Damascus: To be or not to be?
The Oregon Court of Appeals has unanimously decided that the disincorporation of the city of Damascus three years ago violated state law, which at least raises an awkward question, "Is Damascus still a city?"
The court made its ruling Wednesday morning, May 1. According to the decision, the outcome of the May 2016 disincorporation vote was never valid.
The vote occurred during a primary election when voter turnout is always somewhat reduced. As a result, the measure passed, but only with a simple majority. But, according to court documents, that simple majority was never enough to authorize disincorporation.
According to state law, a vote to disincorporate requires a majority of all registered voters within the city limits show up to the polls. The court ruled the measure should have been nullified because voter turnout was less than half of registered voters.
James De Young, a former (perhaps current) city councilor, challenged the 2016 election results in trial court. While the ruling went against him, he continued his fight in the Court of Appeals.

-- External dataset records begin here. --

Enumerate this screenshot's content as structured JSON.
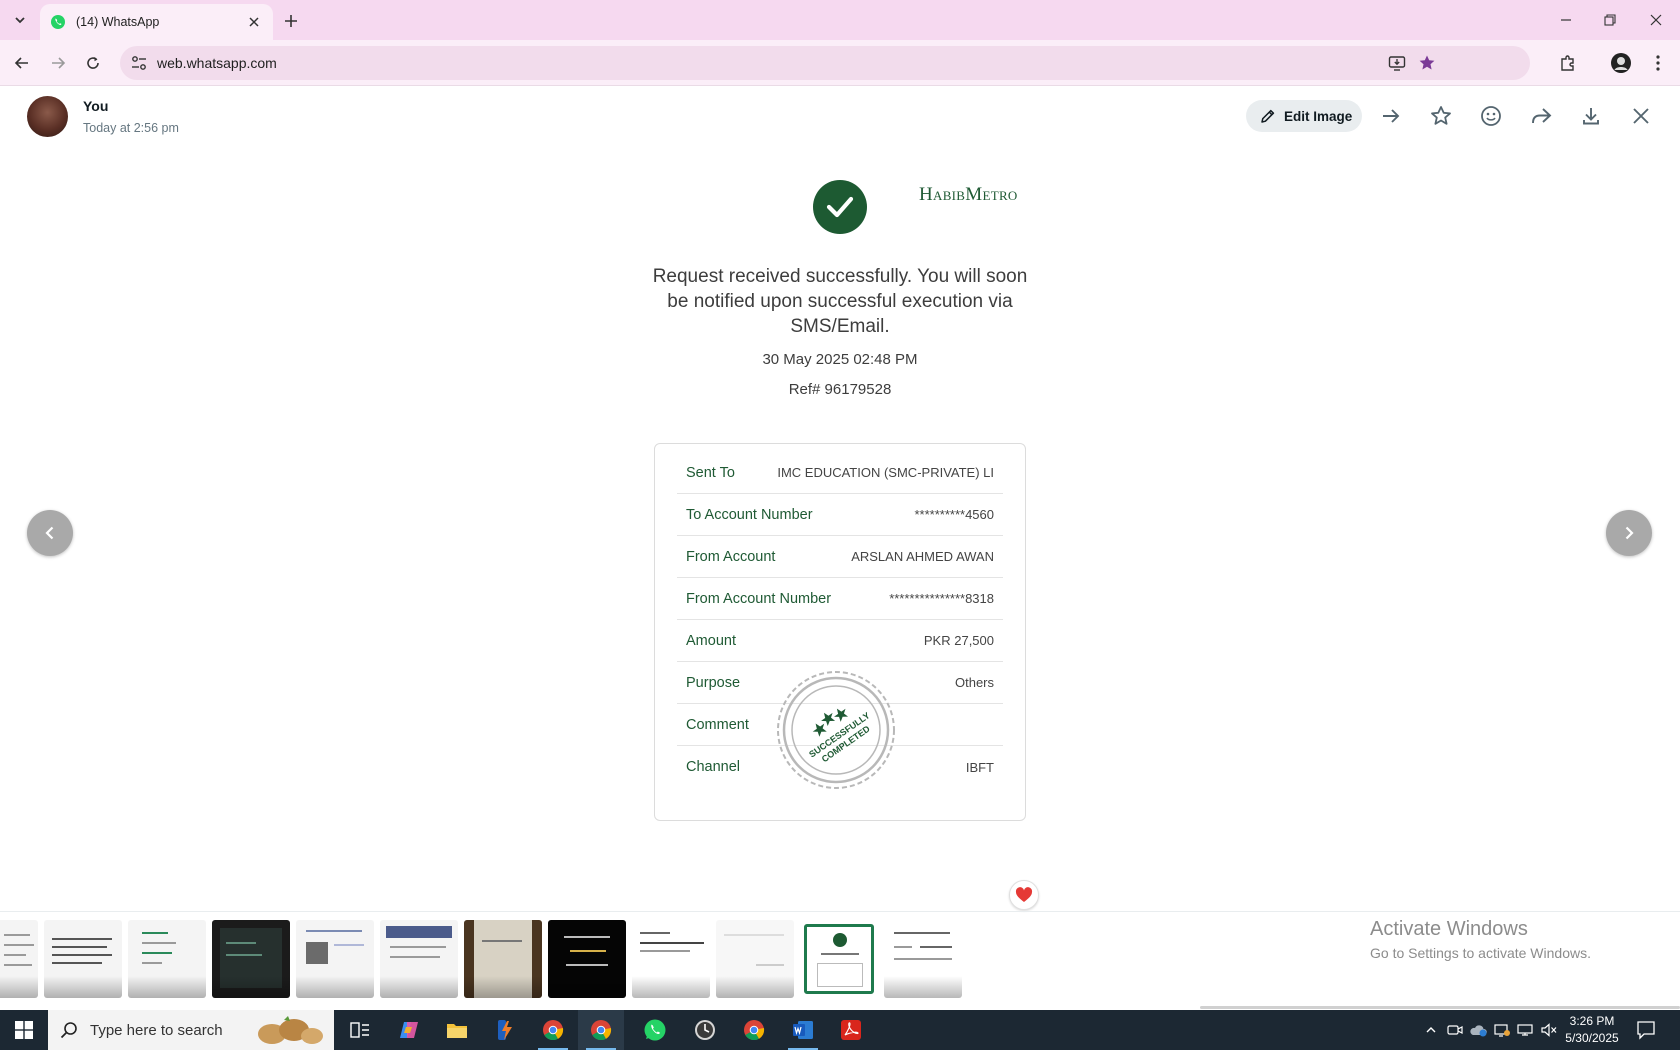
{
  "browser": {
    "tab_title": "(14) WhatsApp",
    "url": "web.whatsapp.com"
  },
  "viewer": {
    "sender_name": "You",
    "timestamp": "Today at 2:56 pm",
    "edit_image_label": "Edit Image"
  },
  "receipt": {
    "bank_logo": "HabibMetro",
    "message": "Request received successfully. You will soon be notified upon successful execution via SMS/Email.",
    "date": "30 May 2025 02:48 PM",
    "ref": "Ref# 96179528",
    "rows": [
      {
        "label": "Sent To",
        "value": "IMC EDUCATION (SMC-PRIVATE) LI"
      },
      {
        "label": "To Account Number",
        "value": "**********4560"
      },
      {
        "label": "From Account",
        "value": "ARSLAN AHMED AWAN"
      },
      {
        "label": "From Account Number",
        "value": "***************8318"
      },
      {
        "label": "Amount",
        "value": "PKR 27,500"
      },
      {
        "label": "Purpose",
        "value": "Others"
      },
      {
        "label": "Comment",
        "value": ""
      },
      {
        "label": "Channel",
        "value": "IBFT"
      }
    ],
    "stamp_text": "SUCCESSFULLY COMPLETED",
    "brand_color": "#1f5a34"
  },
  "watermark": {
    "line1": "Activate Windows",
    "line2": "Go to Settings to activate Windows."
  },
  "taskbar": {
    "search_placeholder": "Type here to search",
    "time": "3:26 PM",
    "date": "5/30/2025"
  },
  "colors": {
    "tabstrip": "#f6d9f0",
    "toolbar": "#fbeef8",
    "whatsapp_green": "#25d366",
    "active_thumb_border": "#1f7a4d"
  }
}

"I feel greatly elated; this has been going on for three years," De Young said. "Law has finally prevailed, and Damascus is a city once again."
Not everyone in the community agrees with De Young.
"I think they have issued a ruling that won't go anywhere," said Chris Hawes, a Damascus resident and former campaign manager for the disincorporation group. "People are celebrating prematurely."
As a city, Damascus went through turmoil during its existence as a municipality after being formed in 2004. The town went through seven city managers in eight years, and first put forward a vote to disincorporate the city and recall the mayor in 2013.
One of the problems the fledgling city faced was the ordinances to provide zoning for residents' property. Community members were unable to develop, and unable to remove their property from the city limits.
The second attempt to disincorporate was an overwhelming success, with 65.75% of votes cast in support of dissolving the city. Two months later, the city ceased to exist. However, with the appellate ruling, that decision now appears to have only put the city on hiatus.
"The vote fell far short of what the law required," De Young said. "Never before in the history of the state has this happened."
The ruling by the court creates a predicament for Damascus. De Young said members of the community have been anticipating this decision, and a plan is in place to help smooth the process of reforming a city.
His plan is for the former six councilors and mayor to reconvene in the near future. If a member of the city leadership is no longer able — or willing — to serve, the Damascus city charter would have the remaining members appoint someone to fill the vacancy.
Once city leadership has been nailed down, they will have to take on a variety of tasks. A city manager and city attorney will have to be hired, the status of properties annexed out of Damascus and into Happy Valley since July 2016 will be re-evaluated, and documents and other vital assets must be received from Clackamas County, which took over governance in place of a city government.
"Many people saw Damascus as unworkable," De Young said. "We can change that. We have a promise of a bright future if we work together."
Those ideas are a sticking point for Hawes, who said bringing back the former councilors is impossible because their terms expired in 2018. That would mean an entity like Clackamas County would have to find councilors and appoint other positions within the city.
"I don't think this is going to get very far — the city is gone and there is no way to bring it back," Hawes said. "I hope wiser heads prevail and realize people just want to be left alone."
Hawes said that another complicating factor for Damascus coming back is that appeals of the latest ruling will likely send the fate of the city back to court.